Dudley is careful not to exaggerate the evolutionary implications of his work. “It is important to note that our study was not specifically designed to evaluate an evolutionary trade-off,” he observes, “but our findings support the hypothesis that evolution of our advanced cognitive abilities may have come at a cost—a predisposition to schizophrenia.” He also acknowledges that the new work did not identify any “smoking gun genes” and that schizophrenia genetics is profoundly complex. Still, Dudley feels that evolutionary genetic analysis can help identify the most relevant genes and pathological mechanisms at play in schizophrenia and possibly other mental illnesses that preferentially affect humans—that is, neurodevelopmental disorders related to higher cognition and GABA activity, including autism and attention-deficit/hyperactivity disorder.
In fact, a study published online this past March in Molecular Psychiatry reported a link between gene variants associated with autism spectrum disorder and better cognitive function in the general population—specifically, enhanced general cognitive ability, memory and verbal intelligence. “It would suggest that some of these variants can have beneficial effects on cognition,” says lead author Toni-Kim Clarke of the University of Edinburgh. The findings might also help explain why individuals with autism sometimes exhibit unusual cognitive gifts.

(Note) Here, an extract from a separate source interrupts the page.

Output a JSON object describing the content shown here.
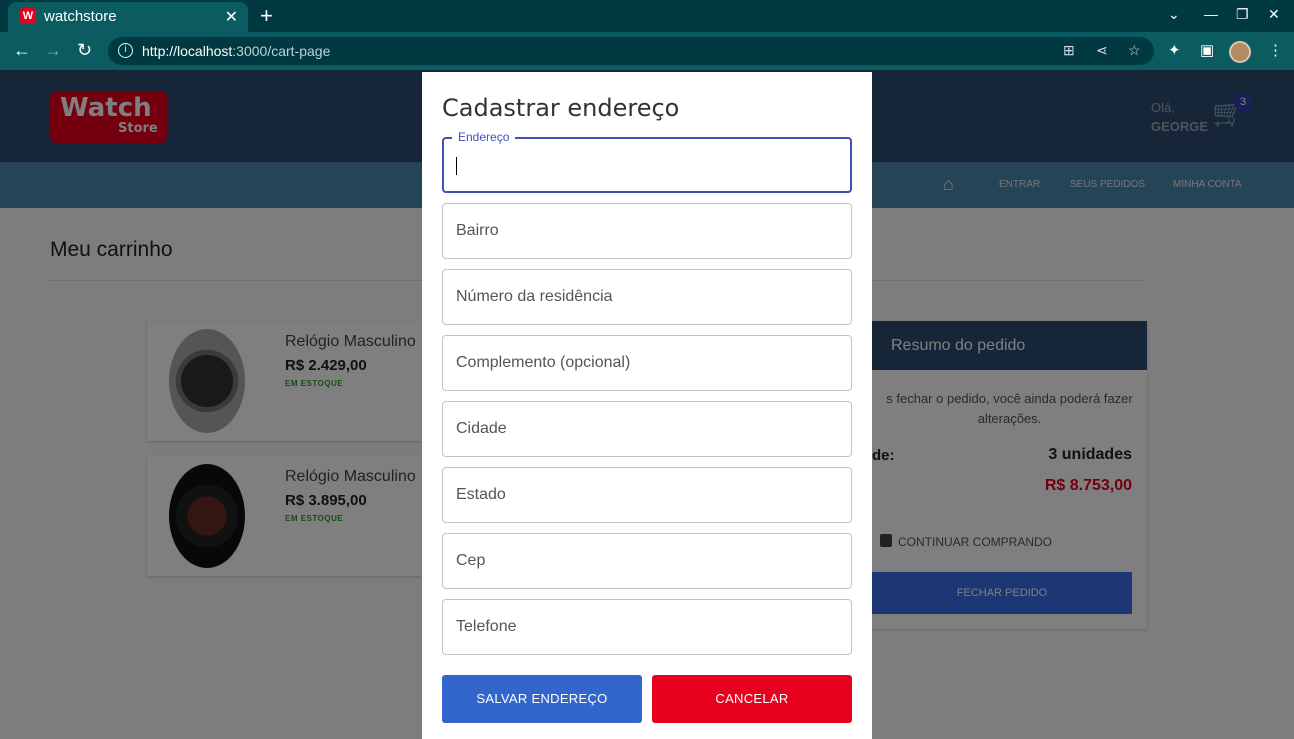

Clarke's findings support Dudley's speculation that higher cognition might have come at a price. As we broke away from our primate cousins, our genomes—HARs especially—hastily evolved, granting us an increasing cache of abilities that other species lack. In doing so, they may have left our brains prone to occasional complex dysfunction—but also capable of biomedical research aimed at one day curing the ailing brain.